El otro enemigo de Vicente es el gubernamental Instituto Nacional de Transformación Agraria (INTA). En teoría el INTA ayuda a los campesinos a obtener el título de propiedad de tierras nacionales, pero según Rigoberta lo que realmente hace es ayudar a los terratenientes a expandir sus fincas. El resultado para Vicente es un purgatorio de amenazas por parte de los topógrafos, de citaciones en la capital y de presiones para firmar documentos misteriosos. Con el fin de pagar los abogados, secretarios y testigos necesarios para sacar a Vicente de la cárcel, toda la familia se resigna a seguir sometida a la explotación. Rigoberta se traslada a la Ciudad de Guatemala para trabajar con una familia rica que alimenta a su perro mejor que a ella.{5} Su padre empieza a involucrarse en los sindicatos campesinos y a partir de 1977 está ausente la mayor parte del tiempo, viviendo en la clandestinidad y organizando a otros campesinos que afrontan las mismas amenazas. Tras años de persecución, ayuda a fundar el legendario Comité de Unidad Campesina (CUC), una organización que se suma al movimiento guerrillero.

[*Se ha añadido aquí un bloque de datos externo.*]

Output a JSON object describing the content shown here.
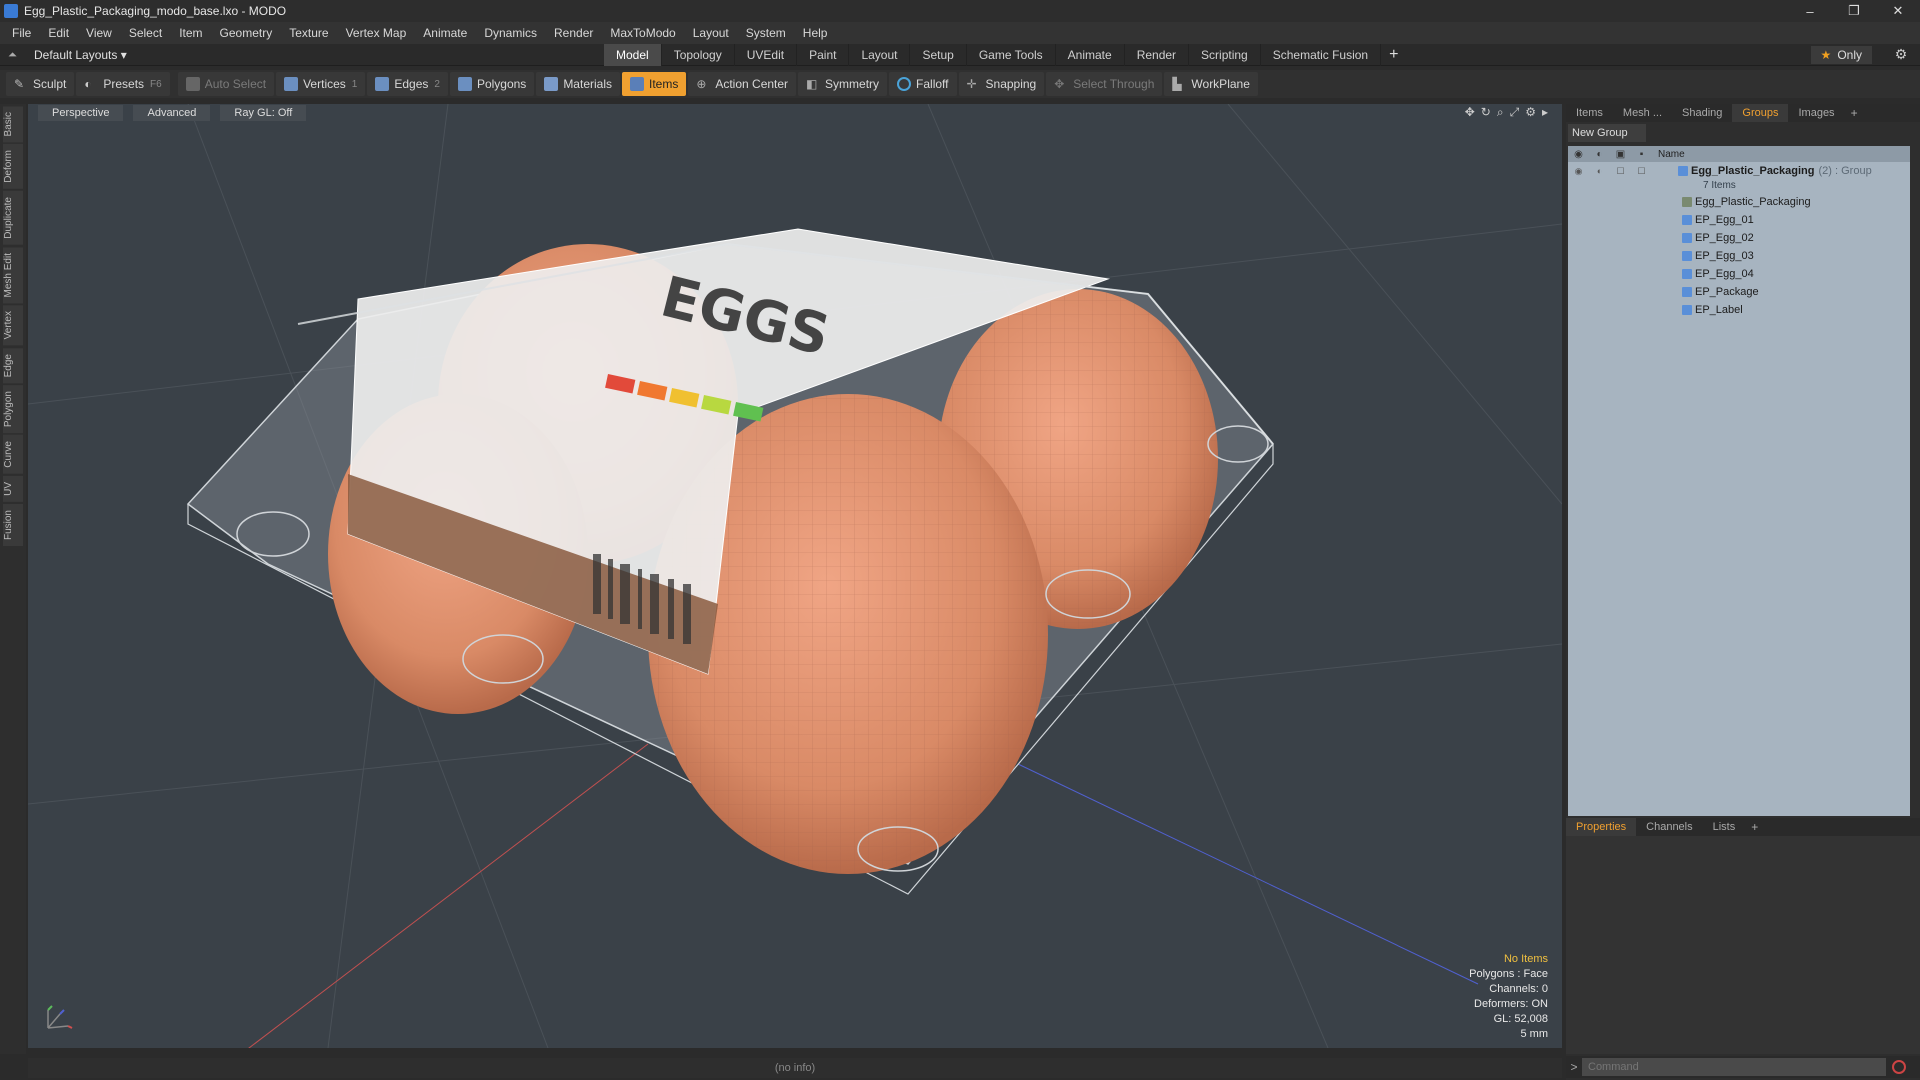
{
  "window": {
    "title": "Egg_Plastic_Packaging_modo_base.lxo - MODO",
    "controls": [
      "–",
      "❐",
      "✕"
    ]
  },
  "menu": [
    "File",
    "Edit",
    "View",
    "Select",
    "Item",
    "Geometry",
    "Texture",
    "Vertex Map",
    "Animate",
    "Dynamics",
    "Render",
    "MaxToModo",
    "Layout",
    "System",
    "Help"
  ],
  "layout": {
    "preset": "Default Layouts ▾",
    "tabs": [
      "Model",
      "Topology",
      "UVEdit",
      "Paint",
      "Layout",
      "Setup",
      "Game Tools",
      "Animate",
      "Render",
      "Scripting",
      "Schematic Fusion"
    ],
    "active_tab": "Model",
    "only_label": "Only"
  },
  "toolbar": {
    "sculpt": "Sculpt",
    "presets": "Presets",
    "presets_key": "F6",
    "auto_select": "Auto Select",
    "vertices": "Vertices",
    "vertices_num": "1",
    "edges": "Edges",
    "edges_num": "2",
    "polygons": "Polygons",
    "materials": "Materials",
    "items": "Items",
    "action_center": "Action Center",
    "symmetry": "Symmetry",
    "falloff": "Falloff",
    "snapping": "Snapping",
    "select_through": "Select Through",
    "workplane": "WorkPlane"
  },
  "left_tabs": [
    "Basic",
    "Deform",
    "Duplicate",
    "Mesh Edit",
    "Vertex",
    "Edge",
    "Polygon",
    "Curve",
    "UV",
    "Fusion"
  ],
  "viewport": {
    "view": "Perspective",
    "shading": "Advanced",
    "raygl": "Ray GL: Off",
    "info": {
      "selection": "No Items",
      "polygons": "Polygons : Face",
      "channels": "Channels: 0",
      "deformers": "Deformers: ON",
      "gl": "GL: 52,008",
      "unit": "5 mm"
    },
    "label_text": "EGGS"
  },
  "status": "(no info)",
  "right_panel": {
    "tabs": [
      "Items",
      "Mesh ...",
      "Shading",
      "Groups",
      "Images"
    ],
    "active_tab": "Groups",
    "new_group": "New Group",
    "name_header": "Name",
    "group": {
      "name": "Egg_Plastic_Packaging",
      "suffix": "(2) : Group",
      "count": "7 Items"
    },
    "items": [
      "Egg_Plastic_Packaging",
      "EP_Egg_01",
      "EP_Egg_02",
      "EP_Egg_03",
      "EP_Egg_04",
      "EP_Package",
      "EP_Label"
    ],
    "props_tabs": [
      "Properties",
      "Channels",
      "Lists"
    ],
    "props_active": "Properties",
    "command_placeholder": "Command"
  },
  "colors": {
    "accent": "#f0a030",
    "viewport_bg": "#3a4148",
    "egg": "#d98a66"
  }
}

Durante el transcurso de los acontecimientos, la adolescente Rigoberta adquiere una profunda conciencia revolucionaria. Al igual que su padre, se hace catequista de la Iglesia Católica. Cuando el ejército ataca las aldeas, ella les enseña a defenderse cavando trampas, fabricando cócteles Molotov e incluso capturando soldados rezagados. Pero la autodefensa no logra evitar que su familia sea devorada por las atrocidades. Primero es el secuestro de su hermano menor, Petrocinio, que tras semanas de torturas es quemado vivo en Chajul. Luego su padre va a la capital liderando a un grupo de manifestantes que, en un intento desesperado por llamar la atención, ocupan la embajada de España el 31 de enero de 1980.

En un crimen denunciado en todo el mundo, la policía antimotines asalta la embajada. Vicente Menchú y treinta y cinco personas más mueren en el incendio resultante, que la opinión general atribuye a un artefacto incendiario lanzado por la policía. La comunidad internacional está indignada. Pero esto no protege a la familia de Rigoberta. Después el ejército secuestra a la madre de Rigoberta, que es violada y torturada hasta que muere. En homenaje a sus padres mártires, Rigoberta se convierte en organizadora del Comité de Unidad Campesina. No habiendo tenido nunca oportunidad de ir a la escuela, aprende castellano con la ayuda de sacerdotes y monjas. Cuando ya que se ha convertido en líder como su padre, las fuerzas de seguridad la persiguen y tiene que escapar a México.

Diez años después de contarle su historia a Elizabeth Burgos, Rigoberta recibió el premio Nobel de la Paz, como representante de los pueblos indígenas en el 500 aniversario de la colonización europea de las Américas. El Comité Nobel también quiso dar un impulso a las interrumpidas conversaciones de paz entre el gobierno guatemalteco y sus adversarios de la guerrilla, la Unión Revolucionaria Nacional Guatemalteca (URNG). En teoría, la democracia había vuelto a la patria de Rigoberta, pero el ejército seguía imponiendo parámetros estrechos sobre lo que se podía decir y hacer. Quizás el reconocimiento internacional hacia una de sus víctimas empujaría al ejército a hacer concesiones.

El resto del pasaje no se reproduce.